The contract -- announced Jan. 24 by the engineering and construction firm KBR -- calls for preparing for "an emergency influx of immigrants, or to support the rapid development of new programs" in the event of other emergencies, such as "a natural disaster." The release offered no details about where Halliburton was to build these facilities, or when.
Read the rest of this article at the Pacific News Service.
Note: Pacific News Service
Say what???
How often has this occurred in the past? Hopefully the Katrina victims won't be herded like cattle to a facility like this. Supposedly mobiles and hotels/motels are being provided now. One can assume these facilities may be used for another purpose.
Yeah, right.
After Katrina left thousands homeless on the Gulf Coast, officials in Louisiana, Mississippi and Alabama began calling for trailers to provide temporary shelter. More than 100,000 were requested, and somebody decided to create holding areas for the trailers outside the hurricane zone. Today, legions of wide-bodied mobile homes sit empty at Hope's Municipal Airport, a sprawling former military base. After all these months, storm victims can't seem to get the trailers, which are proving a mixed blessing to Hope and Arkansas.
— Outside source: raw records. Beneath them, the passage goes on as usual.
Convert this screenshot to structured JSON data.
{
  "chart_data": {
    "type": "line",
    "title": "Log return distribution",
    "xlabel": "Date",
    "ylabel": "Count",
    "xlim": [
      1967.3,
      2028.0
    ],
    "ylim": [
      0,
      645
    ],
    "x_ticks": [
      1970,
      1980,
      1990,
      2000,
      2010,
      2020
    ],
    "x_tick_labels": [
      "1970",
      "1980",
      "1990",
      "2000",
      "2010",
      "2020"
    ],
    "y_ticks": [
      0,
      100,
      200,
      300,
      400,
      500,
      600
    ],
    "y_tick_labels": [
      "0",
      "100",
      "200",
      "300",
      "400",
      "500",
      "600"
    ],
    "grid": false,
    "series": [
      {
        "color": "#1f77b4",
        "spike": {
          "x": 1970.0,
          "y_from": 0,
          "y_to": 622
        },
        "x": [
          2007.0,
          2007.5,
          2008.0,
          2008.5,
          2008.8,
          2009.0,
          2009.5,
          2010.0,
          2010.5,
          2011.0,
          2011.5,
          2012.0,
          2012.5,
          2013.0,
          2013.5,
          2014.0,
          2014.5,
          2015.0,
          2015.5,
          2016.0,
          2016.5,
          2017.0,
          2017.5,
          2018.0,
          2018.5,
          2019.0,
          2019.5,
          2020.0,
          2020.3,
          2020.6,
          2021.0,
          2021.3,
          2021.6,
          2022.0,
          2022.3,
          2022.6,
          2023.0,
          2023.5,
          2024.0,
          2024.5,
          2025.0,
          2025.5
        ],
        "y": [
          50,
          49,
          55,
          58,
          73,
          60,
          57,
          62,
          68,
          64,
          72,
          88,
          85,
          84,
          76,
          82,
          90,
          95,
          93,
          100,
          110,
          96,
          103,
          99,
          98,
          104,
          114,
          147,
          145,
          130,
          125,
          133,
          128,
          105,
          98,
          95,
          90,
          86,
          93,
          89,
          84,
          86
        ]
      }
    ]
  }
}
"It just boggles the mind in this day and time," said Mark Keith, director of the Hope-Hempstead County Chamber of Commerce in an interview at truthout.org. "There are 10,770 trailers at Hope Airport. That's one for every man, woman and child in Hope, with a few left over to send to Emmet, down the road."
Sitting empty. But there are still tens of thousands still in FEMA "camps" throughout the south. We just never hear of them in the MSM, because reporting is not allowed- we have to dig for this stuff in the blogosphere.